Round 1 in the heavyweight bout for American League East supremacy went to the division-leading New York Yankees in big way on Thursday night in St. Petersburg, Fla.
After beating the Tampa Bay Rays 7-2 in the first of 19 meetings this season, the Yankees will attempt pursue an encore on Friday night in the second game of a four-game series.
The usual suspects were at work for the visiting juggernauts as they earned a third straight won on Thursday, moving 19 games over .500.
Starting pitcher Nestor Cortes was brilliant through eight innings. He improved to 4-1, lowered his ERA to 1.70 and was victorious in his third straight start.
"When I went out there for the ninth and all those fans were cheering, I had goosebumps," said Cortes, who was bidding for his first career shutout and complete game but was removed after a leadoff single.
MVP candidate Aaron Judge did a little of everything. He singled, drove in two for his 10th multi-RBI game, scored, stole a base and walked.
The Yankees now will follow Cortes with a trio of tough starting pitchers: Jameson Taillon (4-1, 2.95 ERA) on Friday, Gerrit Cole (4-1, 3.31) on Saturday and Luis Severino (3-0, 3.02) on Sunday.
Since posting an 8-6 record and a 4.30 ERA in 2021 -- his first season in the Bronx -- Taillon has found his niche by utilizing better control of his pitches.
Last season, the Lakeland, Fla., native produced a walk rate of 7.3 percent, the second-highest mark of his career. But the former Pirates pitcher has bounced back with a career-best 2.8 percent through eight starts this season.
In four career starts against the Rays, the right-hander is 1-2 with a 3.26 ERA and a .256 opposition batting average in 19 1/3 innings.

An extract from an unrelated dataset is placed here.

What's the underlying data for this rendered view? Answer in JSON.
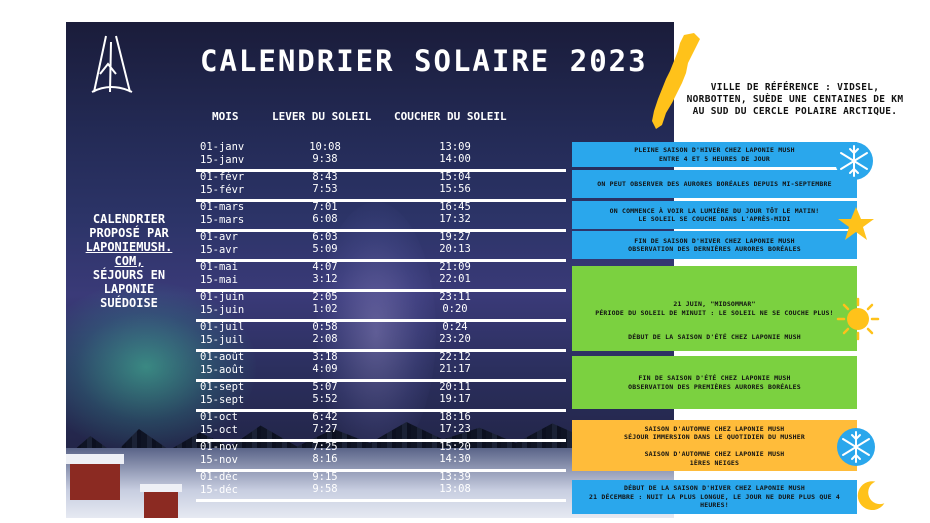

Tampa Bay's newly converted starting pitcher Jeffrey Springs (2-1, 1.32 ERA) will take to the hill for the ninth time in his career against the Yankees. He is 0-0 with a 2.70 ERA in 10 innings pitched vs. New York.
In an opener role in 2018 with the Texas Rangers, the left-hander made two starting appearances, logging two- and three-inning outings.

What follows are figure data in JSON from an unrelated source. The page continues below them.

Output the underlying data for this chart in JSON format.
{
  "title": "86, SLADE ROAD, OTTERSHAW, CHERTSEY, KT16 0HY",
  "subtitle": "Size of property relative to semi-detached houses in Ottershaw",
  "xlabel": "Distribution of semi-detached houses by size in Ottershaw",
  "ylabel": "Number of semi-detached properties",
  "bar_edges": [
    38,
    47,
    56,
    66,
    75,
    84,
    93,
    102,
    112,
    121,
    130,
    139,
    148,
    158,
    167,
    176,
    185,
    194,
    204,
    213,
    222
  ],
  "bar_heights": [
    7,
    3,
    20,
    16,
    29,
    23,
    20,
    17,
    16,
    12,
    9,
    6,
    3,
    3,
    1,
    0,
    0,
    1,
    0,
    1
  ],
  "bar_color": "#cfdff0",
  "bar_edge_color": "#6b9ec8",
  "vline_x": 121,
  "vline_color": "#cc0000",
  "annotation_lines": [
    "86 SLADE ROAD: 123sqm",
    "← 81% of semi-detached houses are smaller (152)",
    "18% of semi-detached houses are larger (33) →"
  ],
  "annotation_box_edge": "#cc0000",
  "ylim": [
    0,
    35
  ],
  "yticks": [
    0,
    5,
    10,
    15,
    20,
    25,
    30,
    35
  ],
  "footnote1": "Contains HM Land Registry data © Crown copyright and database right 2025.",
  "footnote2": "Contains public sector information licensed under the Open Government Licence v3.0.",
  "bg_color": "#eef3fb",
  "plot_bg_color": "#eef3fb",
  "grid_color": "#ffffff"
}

Earlier this season, Rays manager Kevin Cash and pitching coach Kyle Snyder considered increasing Springs' pitch count and then decided to take the plunge and slide the former Appalachian State hurler into the rotation.
"We just like his stuff, like the way it's playing, like the way he's bouncing back," Cash said. "Definitely the changeup is kind of the equalizer to the righties, and being left-handed helps against the lefties."

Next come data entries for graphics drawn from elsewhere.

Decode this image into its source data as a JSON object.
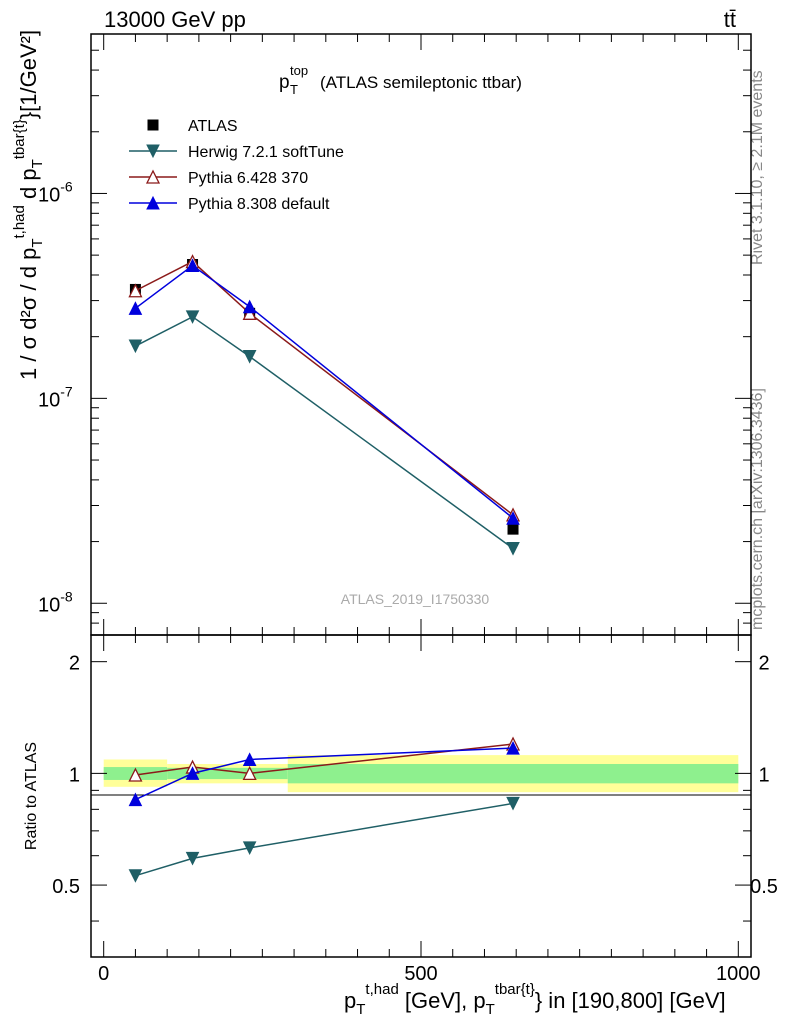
{
  "header": {
    "left": "13000 GeV pp",
    "right": "tt̄"
  },
  "side_labels": {
    "rivet": "Rivet 3.1.10, ≥ 2.1M events",
    "source": "mcplots.cern.ch [arXiv:1306.3436]"
  },
  "watermark": "ATLAS_2019_I1750330",
  "colors": {
    "data": "#000000",
    "herwig": "#1f5f66",
    "pythia6": "#8b1a1a",
    "pythia8": "#0000dd",
    "band_outer": "#ffff99",
    "band_inner": "#8ef08e"
  },
  "chart_data": [
    {
      "type": "line",
      "title": "p_T^top (ATLAS semileptonic ttbar)",
      "ylabel": "1 / σ d²σ / d p_T^{t,had} d p_T^{tbar{t}} [1/GeV²]",
      "yscale": "log",
      "ylim": [
        7e-09,
        6e-06
      ],
      "xlim": [
        -20,
        1020
      ],
      "ytick_labels": [
        "10^-8",
        "10^-7",
        "10^-6"
      ],
      "legend_position": "top-left",
      "x": [
        50,
        140,
        230,
        645
      ],
      "series": [
        {
          "name": "ATLAS",
          "marker": "square",
          "values": [
            3.4e-07,
            4.5e-07,
            2.6e-07,
            2.3e-08
          ]
        },
        {
          "name": "Herwig 7.2.1 softTune",
          "marker": "triangle-down",
          "values": [
            1.8e-07,
            2.5e-07,
            1.6e-07,
            1.85e-08
          ]
        },
        {
          "name": "Pythia 6.428 370",
          "marker": "triangle-up-open",
          "values": [
            3.35e-07,
            4.65e-07,
            2.6e-07,
            2.7e-08
          ]
        },
        {
          "name": "Pythia 8.308 default",
          "marker": "triangle-up",
          "values": [
            2.75e-07,
            4.45e-07,
            2.8e-07,
            2.6e-08
          ]
        }
      ]
    },
    {
      "type": "line",
      "ylabel": "Ratio to ATLAS",
      "xlabel": "p_T^{t,had} [GeV], p_T^{tbar{t}} in [190,800] [GeV]",
      "ylim": [
        0.32,
        2.36
      ],
      "xlim": [
        -20,
        1020
      ],
      "ytick_labels": [
        "0.5",
        "1",
        "2"
      ],
      "xtick_labels": [
        "0",
        "500",
        "1000"
      ],
      "x": [
        50,
        140,
        230,
        645
      ],
      "series": [
        {
          "name": "Herwig 7.2.1 softTune",
          "values": [
            0.53,
            0.59,
            0.63,
            0.83
          ]
        },
        {
          "name": "Pythia 6.428 370",
          "values": [
            0.99,
            1.04,
            1.0,
            1.2
          ]
        },
        {
          "name": "Pythia 8.308 default",
          "values": [
            0.85,
            1.0,
            1.09,
            1.17
          ]
        }
      ],
      "uncertainty_bins": [
        {
          "x0": 0,
          "x1": 100,
          "inner": [
            0.96,
            1.04
          ],
          "outer": [
            0.92,
            1.09
          ]
        },
        {
          "x0": 100,
          "x1": 290,
          "inner": [
            0.965,
            1.035
          ],
          "outer": [
            0.94,
            1.06
          ]
        },
        {
          "x0": 290,
          "x1": 1000,
          "inner": [
            0.94,
            1.06
          ],
          "outer": [
            0.89,
            1.12
          ]
        }
      ]
    }
  ]
}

That transition for Springs, 29, was prompted by the struggles and eventual demotion of southpaw Josh Fleming.
After a breakout 5-0 record and 2.78 ERA in 2020, Fleming regressed this season by wobbling through with a 2-3 record and a 6.83 ERA in six games. The latter number is deceiving because -- after allowing just one unearned run in 136 2/3 previous innings -- he has permitted 10 unearned to score in 18 1/3 innings this year.
That turned the job over to Springs, who has responded with a 1-1 slate and a 2.12 ERA across four starts. He has allowed four runs and 11 hits (a .186 batting average) in 17 innings during those games, with 16 strikeouts and four walks.